It's also important to change your password and admin username if someone helps you and needs your password and admin username to login to perform the job. After all the work is complete, IMMEDIATELY change your password and admin username. Someone in their business may not be, if the person is trustworthy. Better to be safe than sorry!
It helped me although my first step is. I had a fantastic old style pity party. I cried and railed against the evil hackers (that where probably 13 and smarter then me.) And then I did what I should have done before I started my website. And here is where I want you to start. Learn hacked. The attractive thing about fix hacked wordpress site and why so many people recommend because it is easy to learn it is. That is also a detriment to the health of our websites. We need to learn how to add a security fence.

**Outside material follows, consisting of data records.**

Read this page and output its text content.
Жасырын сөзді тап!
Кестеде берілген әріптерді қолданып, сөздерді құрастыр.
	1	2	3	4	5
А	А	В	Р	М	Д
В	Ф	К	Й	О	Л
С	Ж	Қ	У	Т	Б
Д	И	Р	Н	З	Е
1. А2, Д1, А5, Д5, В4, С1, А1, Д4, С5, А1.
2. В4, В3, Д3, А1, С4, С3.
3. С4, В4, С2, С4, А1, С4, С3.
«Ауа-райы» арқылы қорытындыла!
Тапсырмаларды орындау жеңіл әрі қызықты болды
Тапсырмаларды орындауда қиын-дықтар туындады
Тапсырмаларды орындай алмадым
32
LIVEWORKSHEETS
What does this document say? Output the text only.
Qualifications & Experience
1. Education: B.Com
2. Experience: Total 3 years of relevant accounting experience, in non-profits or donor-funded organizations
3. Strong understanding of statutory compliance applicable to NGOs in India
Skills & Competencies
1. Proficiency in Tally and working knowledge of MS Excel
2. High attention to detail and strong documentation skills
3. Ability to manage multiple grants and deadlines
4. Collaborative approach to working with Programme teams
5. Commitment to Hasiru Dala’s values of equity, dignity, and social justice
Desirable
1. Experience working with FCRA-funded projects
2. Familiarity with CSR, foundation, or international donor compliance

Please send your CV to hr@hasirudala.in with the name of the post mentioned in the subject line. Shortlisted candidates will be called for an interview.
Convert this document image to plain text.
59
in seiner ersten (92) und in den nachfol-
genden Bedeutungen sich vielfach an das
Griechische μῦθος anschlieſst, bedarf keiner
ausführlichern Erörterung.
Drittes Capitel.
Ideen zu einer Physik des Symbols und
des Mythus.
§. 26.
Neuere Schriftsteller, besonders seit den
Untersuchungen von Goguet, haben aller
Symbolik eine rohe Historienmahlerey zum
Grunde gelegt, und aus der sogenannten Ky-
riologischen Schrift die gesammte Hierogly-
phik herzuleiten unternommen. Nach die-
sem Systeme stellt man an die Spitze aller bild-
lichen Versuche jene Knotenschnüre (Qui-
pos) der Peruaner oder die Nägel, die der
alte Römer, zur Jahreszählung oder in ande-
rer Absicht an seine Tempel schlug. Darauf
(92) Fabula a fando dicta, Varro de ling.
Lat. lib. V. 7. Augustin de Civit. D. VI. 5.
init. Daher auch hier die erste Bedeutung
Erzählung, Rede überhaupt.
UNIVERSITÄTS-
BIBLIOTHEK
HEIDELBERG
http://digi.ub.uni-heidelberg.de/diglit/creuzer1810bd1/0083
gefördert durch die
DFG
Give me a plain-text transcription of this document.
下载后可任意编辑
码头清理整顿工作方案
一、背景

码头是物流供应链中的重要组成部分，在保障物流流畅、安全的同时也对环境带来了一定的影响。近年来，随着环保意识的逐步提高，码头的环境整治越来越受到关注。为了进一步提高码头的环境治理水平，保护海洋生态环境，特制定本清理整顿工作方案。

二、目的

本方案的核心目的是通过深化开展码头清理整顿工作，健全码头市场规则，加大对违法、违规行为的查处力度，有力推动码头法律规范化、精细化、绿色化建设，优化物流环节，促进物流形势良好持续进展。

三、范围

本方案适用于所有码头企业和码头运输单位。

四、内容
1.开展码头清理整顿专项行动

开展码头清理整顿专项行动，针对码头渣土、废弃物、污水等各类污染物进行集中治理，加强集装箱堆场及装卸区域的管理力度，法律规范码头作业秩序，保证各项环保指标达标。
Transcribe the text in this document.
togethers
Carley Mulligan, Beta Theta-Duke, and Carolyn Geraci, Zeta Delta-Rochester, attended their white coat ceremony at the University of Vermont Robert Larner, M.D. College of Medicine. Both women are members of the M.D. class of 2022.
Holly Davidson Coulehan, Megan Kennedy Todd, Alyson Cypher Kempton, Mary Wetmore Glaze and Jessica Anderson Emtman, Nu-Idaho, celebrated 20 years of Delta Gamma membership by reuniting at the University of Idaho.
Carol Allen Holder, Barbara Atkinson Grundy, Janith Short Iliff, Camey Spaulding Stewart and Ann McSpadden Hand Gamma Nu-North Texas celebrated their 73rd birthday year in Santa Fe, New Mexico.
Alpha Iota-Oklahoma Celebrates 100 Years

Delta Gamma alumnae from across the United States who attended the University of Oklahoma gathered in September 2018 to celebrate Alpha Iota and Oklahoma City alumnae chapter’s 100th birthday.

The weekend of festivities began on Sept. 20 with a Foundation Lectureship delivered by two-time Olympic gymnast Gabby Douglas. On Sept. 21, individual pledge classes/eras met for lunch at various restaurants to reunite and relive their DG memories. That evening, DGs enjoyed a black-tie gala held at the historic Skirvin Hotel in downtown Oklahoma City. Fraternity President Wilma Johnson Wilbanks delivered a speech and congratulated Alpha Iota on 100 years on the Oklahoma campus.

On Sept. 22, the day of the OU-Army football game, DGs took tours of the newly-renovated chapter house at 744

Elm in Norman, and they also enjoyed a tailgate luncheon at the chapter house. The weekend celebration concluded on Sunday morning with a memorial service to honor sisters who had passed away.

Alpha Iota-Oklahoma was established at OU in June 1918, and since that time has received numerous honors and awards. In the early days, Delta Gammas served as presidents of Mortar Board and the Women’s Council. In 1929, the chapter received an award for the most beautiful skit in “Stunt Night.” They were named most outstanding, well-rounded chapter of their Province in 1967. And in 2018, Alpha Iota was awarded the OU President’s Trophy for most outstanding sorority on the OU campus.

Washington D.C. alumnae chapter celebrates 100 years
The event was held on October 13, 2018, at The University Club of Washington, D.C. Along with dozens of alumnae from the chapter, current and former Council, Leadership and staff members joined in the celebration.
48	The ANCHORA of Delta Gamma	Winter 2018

The one I recommend, and the stronger approach, is to use one of the password generation and storage plugins available on your browser. I believe after a trial period, you need to pay for it, although RoboForm is liked by people. I use the free version of Lastpass, and I recommend it for those of you who use Internet Explorer or Firefox. That will generate secure passwords for you; you visit site then use one master password to discover this info here log in.
Move your wp-config.php file one directory up from the WordPress root. WordPress will search for it there if it cannot be found in the main directory. Additionally, nobody else will be able to read the file unless they have FTP or SSH access.
Make a note of your new password for the next time you sign in! I recommend the version of the software that is secure look at this site *Roboform* to remember your passwords.
The plugin should be regularly updated have WordPress, play nice and to stay current with the latest WordPress release and restore capabilities. The ability to clone your site (along with regular copies ) can be useful if you ever need to do an offline site redesign, among other things.